Die Geltendmachung des § 1546 RVO sei kein Ermessensmißbrauch.

Die Empfehlung des RVA. (AN. 1928 S. 330) könne nicht so gedeutet werden, daß eine Nichtbefolgung einen rechtswidrigen Verstoß gegen gesetzliche Bestimmungen darstelle. Abgesehen davon, daß nach Ansicht des Beklagten der Unfall selbst heute noch nicht erwiesen sei, könne die Verweisung auf eine vom Gesetzgeber bestimmte Rechtseinschränkung nicht als ermessensmißbräuchlich und damit nicht als rechtswidrig angesehen werden. Die gegenteilige Auffassung bedeute einen Widerspruch in sich. Mit der Empfehlung habe das RVA. den Versicherungsträgern kein Recht nehmen können und wollen, sondern es habe ihnen lediglich nahegelegt, eine Rechtslage trotz formaler Berechtigung nicht auszunutzen, wenn sie selbst überzeugt seien, daß damit sachlich gerechtfertigte Ansprüche verkürzt würden. So wie bei fehlerhafter Anspruchsfeststellung nach § 619 RVO eine neue Feststellung zu Gunsten des Versicherten möglich sei, so solle auch durch diese Empfehlung bei einer Nichtfeststellung trotz § 1546 RVO eine Feststellung ermöglicht werden, wenn die Berufsgenossenschaft selbst die sachliche Voraussetzung für eine Entschädigungsleistung für gegeben halte.

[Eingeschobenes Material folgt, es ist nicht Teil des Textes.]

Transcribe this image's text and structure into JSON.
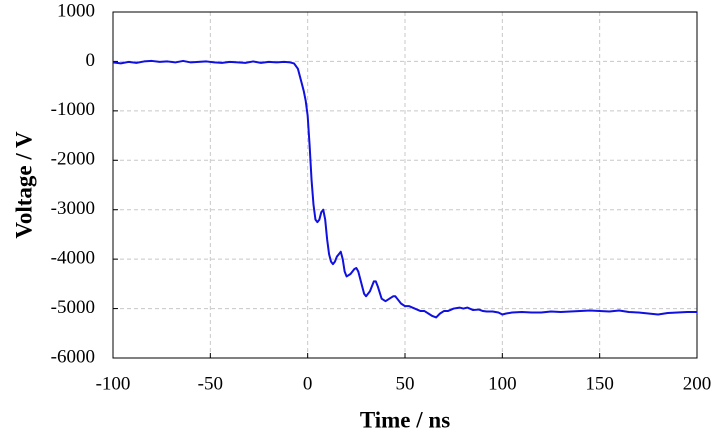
{
  "chart_data": {
    "type": "line",
    "xlabel": "Time / ns",
    "ylabel": "Voltage / V",
    "x": [
      -100,
      -96,
      -92,
      -88,
      -84,
      -80,
      -76,
      -72,
      -68,
      -64,
      -60,
      -56,
      -52,
      -48,
      -44,
      -40,
      -36,
      -32,
      -28,
      -24,
      -20,
      -16,
      -12,
      -9,
      -7,
      -5,
      -4,
      -3,
      -2,
      -1,
      0,
      1,
      2,
      3,
      4,
      5,
      6,
      7,
      8,
      9,
      10,
      11,
      12,
      13,
      14,
      15,
      16,
      17,
      18,
      19,
      20,
      22,
      24,
      25,
      26,
      28,
      29,
      30,
      32,
      34,
      35,
      36,
      38,
      40,
      42,
      44,
      45,
      46,
      48,
      50,
      52,
      55,
      58,
      60,
      62,
      64,
      66,
      68,
      70,
      72,
      75,
      78,
      80,
      82,
      85,
      88,
      90,
      92,
      95,
      98,
      100,
      102,
      105,
      110,
      115,
      120,
      125,
      130,
      135,
      140,
      145,
      150,
      155,
      160,
      165,
      170,
      175,
      180,
      185,
      190,
      195,
      200
    ],
    "values": [
      -20,
      -40,
      -10,
      -30,
      0,
      10,
      -10,
      0,
      -20,
      10,
      -20,
      -10,
      0,
      -20,
      -30,
      -10,
      -20,
      -30,
      0,
      -30,
      -10,
      -20,
      -10,
      -20,
      -40,
      -150,
      -300,
      -450,
      -600,
      -800,
      -1100,
      -1700,
      -2400,
      -2900,
      -3200,
      -3250,
      -3200,
      -3050,
      -3000,
      -3200,
      -3600,
      -3900,
      -4050,
      -4100,
      -4050,
      -3950,
      -3900,
      -3850,
      -4000,
      -4250,
      -4350,
      -4300,
      -4200,
      -4180,
      -4250,
      -4550,
      -4700,
      -4750,
      -4650,
      -4450,
      -4450,
      -4550,
      -4800,
      -4850,
      -4800,
      -4750,
      -4750,
      -4800,
      -4900,
      -4950,
      -4950,
      -5000,
      -5050,
      -5050,
      -5100,
      -5150,
      -5180,
      -5100,
      -5050,
      -5050,
      -5000,
      -4980,
      -5000,
      -4980,
      -5030,
      -5020,
      -5050,
      -5060,
      -5060,
      -5080,
      -5120,
      -5100,
      -5080,
      -5070,
      -5080,
      -5080,
      -5060,
      -5070,
      -5060,
      -5050,
      -5040,
      -5050,
      -5060,
      -5040,
      -5070,
      -5080,
      -5100,
      -5120,
      -5090,
      -5080,
      -5070,
      -5070
    ],
    "color": "#1010e0",
    "xlim": [
      -100,
      200
    ],
    "xticks": [
      -100,
      -50,
      0,
      50,
      100,
      150,
      200
    ],
    "ylim": [
      -6000,
      1000
    ],
    "yticks": [
      -6000,
      -5000,
      -4000,
      -3000,
      -2000,
      -1000,
      0,
      1000
    ],
    "grid": true
  }
}
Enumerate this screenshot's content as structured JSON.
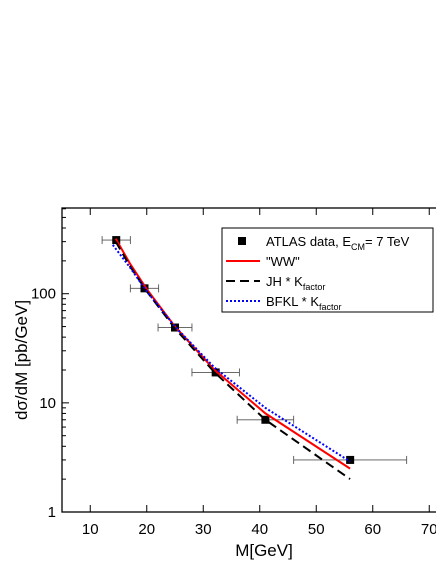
{
  "chart_data": {
    "type": "line",
    "x_label": "M[GeV]",
    "y_label": "dσ/dM [pb/GeV]",
    "xlim": [
      5,
      75
    ],
    "xticks": [
      10,
      20,
      30,
      40,
      50,
      60,
      70
    ],
    "ylim": [
      1,
      610
    ],
    "yticks": [
      1,
      10,
      100
    ],
    "ylog": true,
    "legend": "top-right",
    "series": [
      {
        "name": [
          "ATLAS data, E",
          "CM",
          "= 7 TeV"
        ],
        "style": "points",
        "color": "#000000",
        "x": [
          14.6,
          19.6,
          25,
          32.2,
          41,
          56
        ],
        "values": [
          310,
          112,
          49,
          19,
          7,
          3
        ],
        "xerr": [
          2.5,
          2.5,
          3,
          4.2,
          5,
          10
        ]
      },
      {
        "name": [
          "\"WW\""
        ],
        "style": "solid",
        "color": "#ff0000",
        "x": [
          14.5,
          17,
          20,
          25,
          32,
          41,
          56
        ],
        "values": [
          320,
          190,
          110,
          50,
          20,
          8,
          2.5
        ]
      },
      {
        "name": [
          "JH * K",
          "factor"
        ],
        "style": "dashed",
        "color": "#000000",
        "x": [
          14.5,
          17,
          20,
          25,
          32,
          41,
          56
        ],
        "values": [
          300,
          180,
          105,
          48,
          19,
          7,
          2
        ]
      },
      {
        "name": [
          "BFKL * K",
          "factor"
        ],
        "style": "dotted",
        "color": "#0000ff",
        "x": [
          14,
          17,
          20,
          25,
          32,
          41,
          56
        ],
        "values": [
          280,
          175,
          105,
          50,
          21,
          9,
          2.9
        ]
      }
    ]
  }
}
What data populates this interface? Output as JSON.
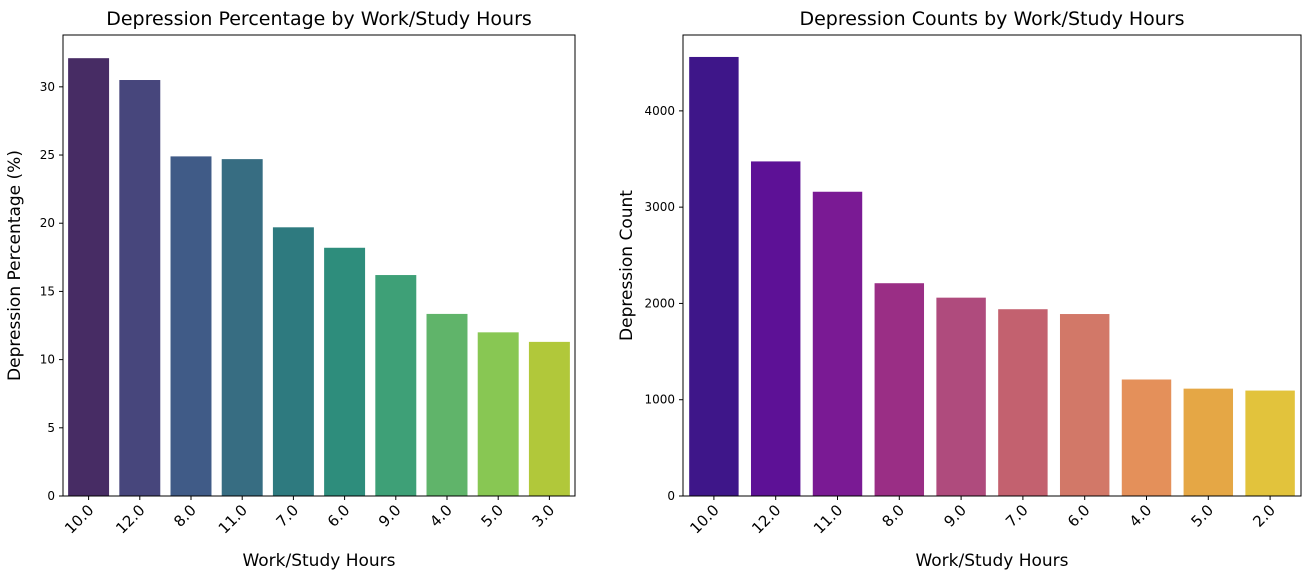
{
  "chart_data": [
    {
      "type": "bar",
      "title": "Depression Percentage by Work/Study Hours",
      "xlabel": "Work/Study Hours",
      "ylabel": "Depression Percentage (%)",
      "categories": [
        "10.0",
        "12.0",
        "8.0",
        "11.0",
        "7.0",
        "6.0",
        "9.0",
        "4.0",
        "5.0",
        "3.0"
      ],
      "values": [
        32.1,
        30.5,
        24.9,
        24.7,
        19.7,
        18.2,
        16.2,
        13.35,
        12.0,
        11.3
      ],
      "ylim": [
        0,
        33.8
      ],
      "yticks": [
        "0",
        "5",
        "10",
        "15",
        "20",
        "25",
        "30"
      ],
      "grid": false,
      "legend": "none",
      "palette": "viridis",
      "colors": [
        "#472c64",
        "#47467c",
        "#405b87",
        "#376d82",
        "#2e7a7f",
        "#2e8d7c",
        "#3ea077",
        "#60b46a",
        "#88c753",
        "#b1c83a"
      ]
    },
    {
      "type": "bar",
      "title": "Depression Counts by Work/Study Hours",
      "xlabel": "Work/Study Hours",
      "ylabel": "Depression Count",
      "categories": [
        "10.0",
        "12.0",
        "11.0",
        "8.0",
        "9.0",
        "7.0",
        "6.0",
        "4.0",
        "5.0",
        "2.0"
      ],
      "values": [
        4560,
        3475,
        3160,
        2210,
        2060,
        1940,
        1890,
        1210,
        1115,
        1095
      ],
      "ylim": [
        0,
        4788
      ],
      "yticks": [
        "0",
        "1000",
        "2000",
        "3000",
        "4000"
      ],
      "grid": false,
      "legend": "none",
      "palette": "plasma",
      "colors": [
        "#3e1689",
        "#5d1196",
        "#7a1a94",
        "#9a2e85",
        "#af4b7d",
        "#c3616f",
        "#d27868",
        "#e4905a",
        "#e5a745",
        "#e2c33c"
      ]
    }
  ]
}
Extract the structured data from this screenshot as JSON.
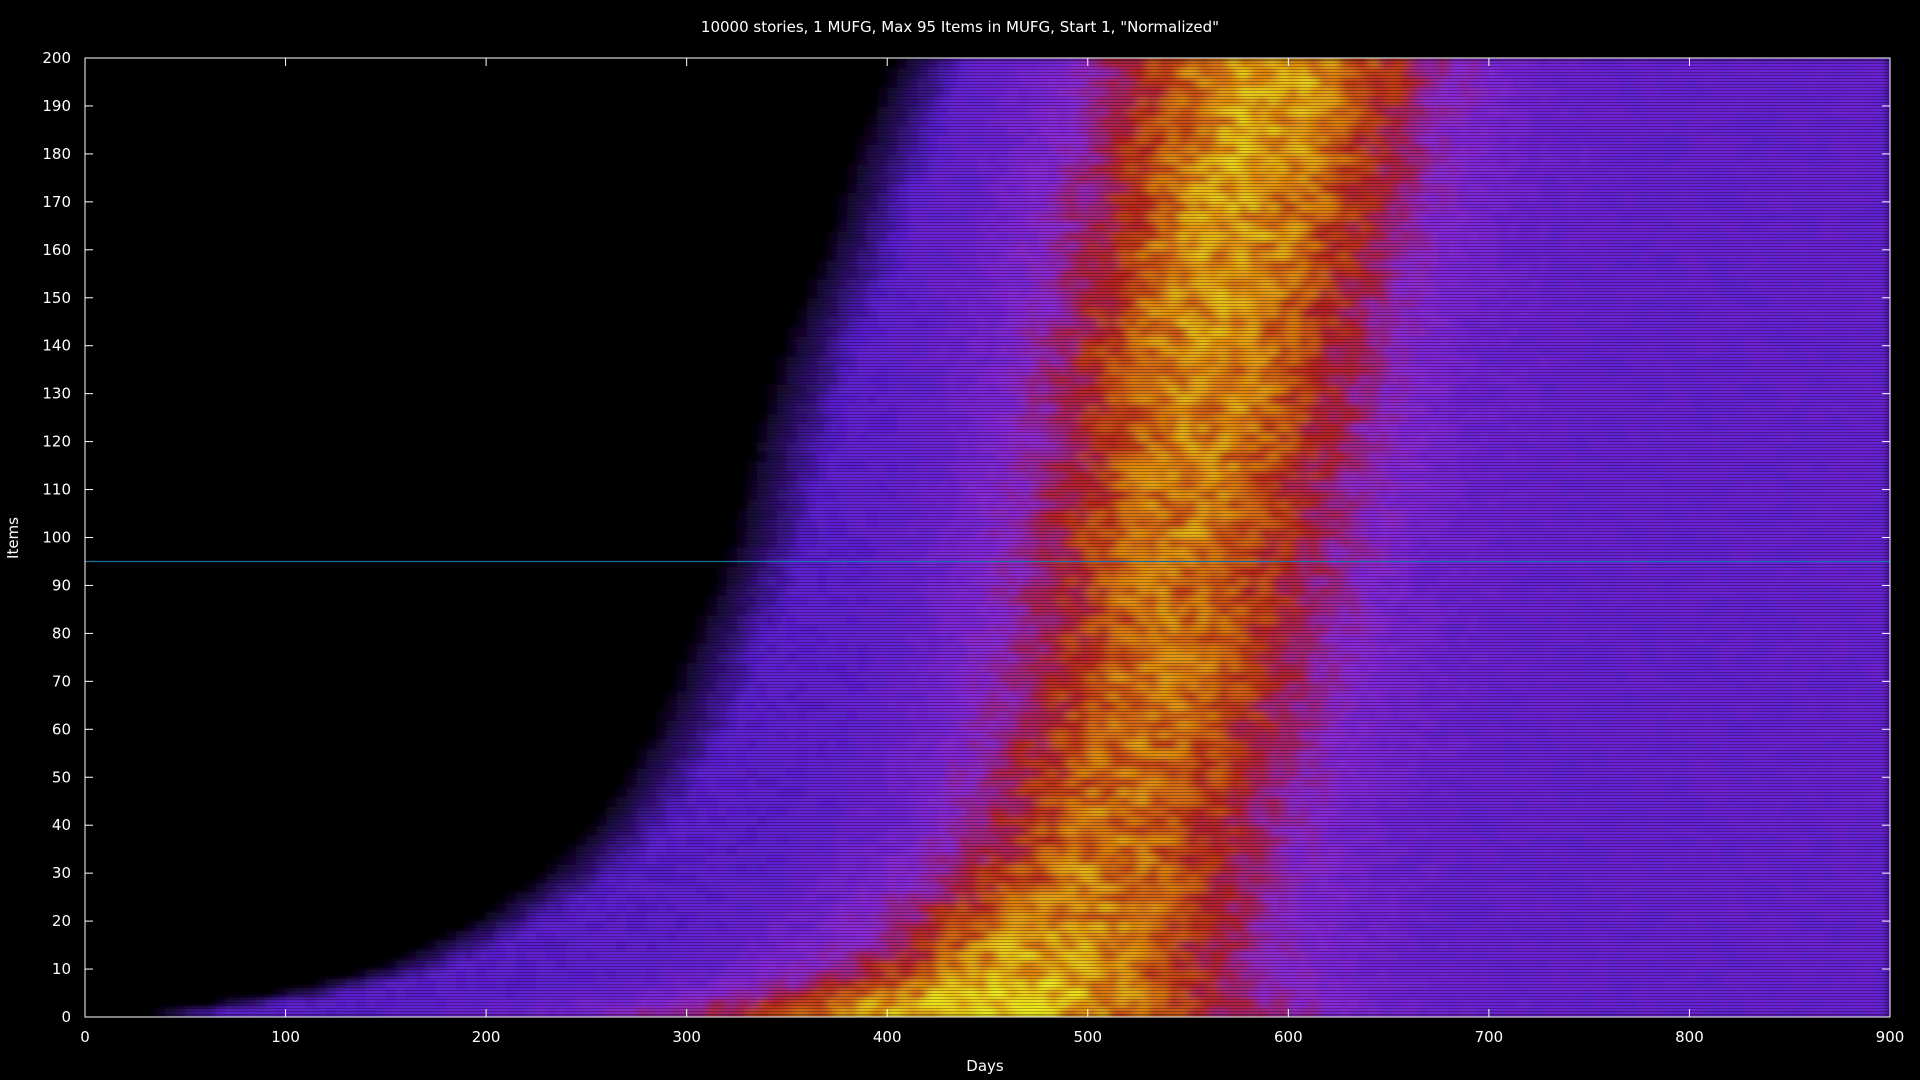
{
  "chart_data": {
    "type": "heatmap",
    "title": "10000 stories, 1 MUFG, Max 95 Items in MUFG, Start 1, \"Normalized\"",
    "xlabel": "Days",
    "ylabel": "Items",
    "xlim": [
      0,
      900
    ],
    "ylim": [
      0,
      200
    ],
    "x_ticks": [
      0,
      100,
      200,
      300,
      400,
      500,
      600,
      700,
      800,
      900
    ],
    "y_ticks": [
      0,
      10,
      20,
      30,
      40,
      50,
      60,
      70,
      80,
      90,
      100,
      110,
      120,
      130,
      140,
      150,
      160,
      170,
      180,
      190,
      200
    ],
    "x_tick_labels": [
      "0",
      "100",
      "200",
      "300",
      "400",
      "500",
      "600",
      "700",
      "800",
      "900"
    ],
    "y_tick_labels": [
      "0",
      "10",
      "20",
      "30",
      "40",
      "50",
      "60",
      "70",
      "80",
      "90",
      "100",
      "110",
      "120",
      "130",
      "140",
      "150",
      "160",
      "170",
      "180",
      "190",
      "200"
    ],
    "reference_line": {
      "axis": "y",
      "value": 95,
      "color": "#1a6ea0"
    },
    "colormap": [
      "#000000",
      "#5a1fd0",
      "#8b2ad6",
      "#b5201c",
      "#e08a10",
      "#f0f020"
    ],
    "colorscale_range": [
      0,
      1
    ],
    "heat_bands": [
      {
        "y": 0,
        "onset_day": 15,
        "peak_day": 430,
        "end_day": 900,
        "max_intensity": 1.0,
        "spread_days": 150
      },
      {
        "y": 5,
        "onset_day": 90,
        "peak_day": 460,
        "end_day": 900,
        "max_intensity": 0.95,
        "spread_days": 120
      },
      {
        "y": 10,
        "onset_day": 140,
        "peak_day": 475,
        "end_day": 900,
        "max_intensity": 0.9,
        "spread_days": 105
      },
      {
        "y": 20,
        "onset_day": 190,
        "peak_day": 490,
        "end_day": 900,
        "max_intensity": 0.85,
        "spread_days": 95
      },
      {
        "y": 30,
        "onset_day": 225,
        "peak_day": 505,
        "end_day": 900,
        "max_intensity": 0.8,
        "spread_days": 90
      },
      {
        "y": 40,
        "onset_day": 250,
        "peak_day": 515,
        "end_day": 900,
        "max_intensity": 0.78,
        "spread_days": 85
      },
      {
        "y": 60,
        "onset_day": 280,
        "peak_day": 530,
        "end_day": 900,
        "max_intensity": 0.78,
        "spread_days": 85
      },
      {
        "y": 80,
        "onset_day": 300,
        "peak_day": 540,
        "end_day": 900,
        "max_intensity": 0.78,
        "spread_days": 85
      },
      {
        "y": 100,
        "onset_day": 320,
        "peak_day": 545,
        "end_day": 900,
        "max_intensity": 0.8,
        "spread_days": 85
      },
      {
        "y": 120,
        "onset_day": 330,
        "peak_day": 555,
        "end_day": 900,
        "max_intensity": 0.82,
        "spread_days": 85
      },
      {
        "y": 140,
        "onset_day": 345,
        "peak_day": 560,
        "end_day": 900,
        "max_intensity": 0.85,
        "spread_days": 85
      },
      {
        "y": 160,
        "onset_day": 365,
        "peak_day": 570,
        "end_day": 900,
        "max_intensity": 0.87,
        "spread_days": 85
      },
      {
        "y": 180,
        "onset_day": 380,
        "peak_day": 580,
        "end_day": 900,
        "max_intensity": 0.88,
        "spread_days": 85
      },
      {
        "y": 200,
        "onset_day": 400,
        "peak_day": 590,
        "end_day": 900,
        "max_intensity": 0.9,
        "spread_days": 85
      }
    ]
  }
}
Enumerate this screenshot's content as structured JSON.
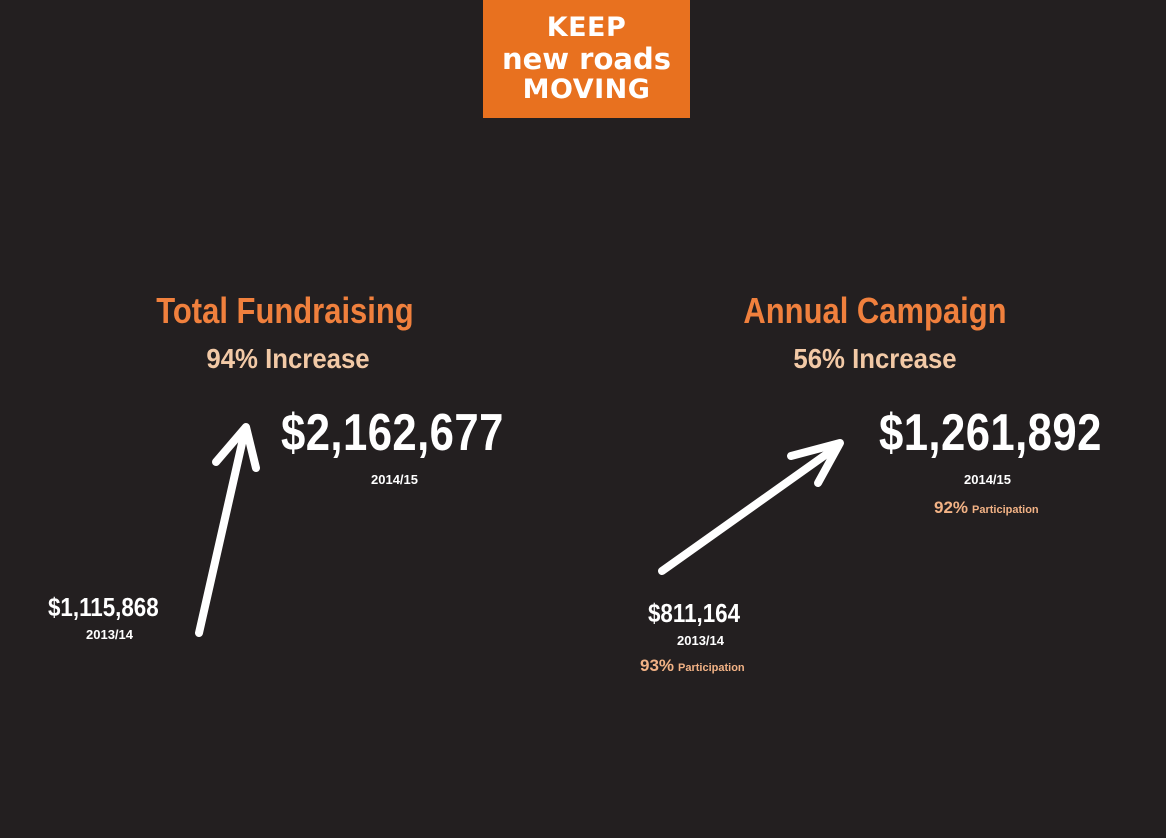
{
  "logo": {
    "line1": "KEEP",
    "line2": "new roads",
    "line3": "MOVING"
  },
  "colors": {
    "background": "#231f20",
    "brand_orange": "#e8711f",
    "title_orange": "#f0803d",
    "subtitle_peach": "#f2c9a6",
    "participation_peach": "#f2b285",
    "text_white": "#ffffff"
  },
  "total_fundraising": {
    "title": "Total Fundraising",
    "increase": "94% Increase",
    "current_value": "$2,162,677",
    "current_year": "2014/15",
    "previous_value": "$1,115,868",
    "previous_year": "2013/14"
  },
  "annual_campaign": {
    "title": "Annual Campaign",
    "increase": "56% Increase",
    "current_value": "$1,261,892",
    "current_year": "2014/15",
    "current_participation_pct": "92%",
    "current_participation_label": "Participation",
    "previous_value": "$811,164",
    "previous_year": "2013/14",
    "previous_participation_pct": "93%",
    "previous_participation_label": "Participation"
  }
}
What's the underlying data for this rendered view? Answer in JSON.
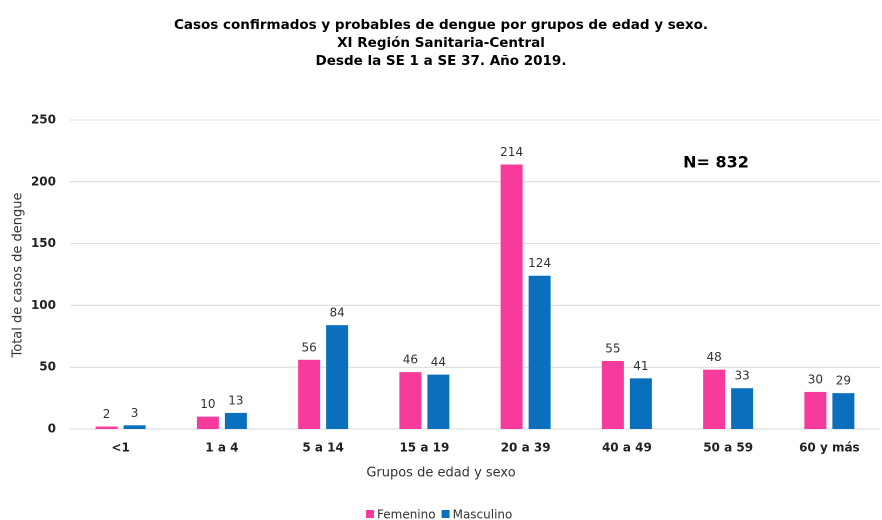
{
  "chart_data": {
    "type": "bar",
    "title": [
      "Casos confirmados y probables de dengue por grupos de edad y sexo.",
      "XI Región Sanitaria-Central",
      "Desde la SE 1 a SE 37. Año 2019."
    ],
    "annotation": "N= 832",
    "x_label": "Grupos de edad y sexo",
    "y_label": "Total de casos de dengue",
    "categories": [
      "<1",
      "1 a 4",
      "5 a 14",
      "15 a 19",
      "20 a 39",
      "40 a 49",
      "50 a 59",
      "60 y más"
    ],
    "series": [
      {
        "name": "Femenino",
        "color": "#f73b9c",
        "values": [
          2,
          10,
          56,
          46,
          214,
          55,
          48,
          30
        ]
      },
      {
        "name": "Masculino",
        "color": "#0a6fbd",
        "values": [
          3,
          13,
          84,
          44,
          124,
          41,
          33,
          29
        ]
      }
    ],
    "ylim": [
      0,
      250
    ],
    "yticks": [
      0,
      50,
      100,
      150,
      200,
      250
    ],
    "grid": true,
    "legend": "bottom"
  }
}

Dazu genüge aber nicht ohne weiteres, daß andere Stellen die Sachlage so würdigten oder daß nach Bescheiderteilung durch neu zugänglich werdende Beweismittel eine solche Beurteilung möglich werde. Es sei nicht Aufgabe des Richters, zunächst beweiswürdigend den Unfall für erwiesen anzusehen und dann dem Versicherungsträger Ermessensmißbrauch vorzuwerfen, wenn dieser mit der Beurteilung aus ernsthaften Überlegungen nicht übereinstimme. Die Empfehlung des RVA. sei eben nur eine aufsichtsbehördliche Empfehlung: Es müsse deshalb aufsichtsbehördlicher Erwägung anheimgestellt bleiben, ob im Einzelfall der Empfehlung Nachdruck verliehen werden solle.

Gegen das Urteil des LSG. hat der Kläger mit Schriftsatz vom 19. Mai 1954, der am 24. Mai 1954 beim Bundessozialgericht (BSG.) eingegangen ist, Revision eingelegt und sie in diesem Schriftsatz zugleich auch begründet. Er beantragt,

unter Aufhebung des angefochtenen Urteils die Verpflichtung des Beklagten festzustellen, an den Kläger die gesetzlichen Leistungen für den Unfall aus dem Jahre 1942 zu erbringen.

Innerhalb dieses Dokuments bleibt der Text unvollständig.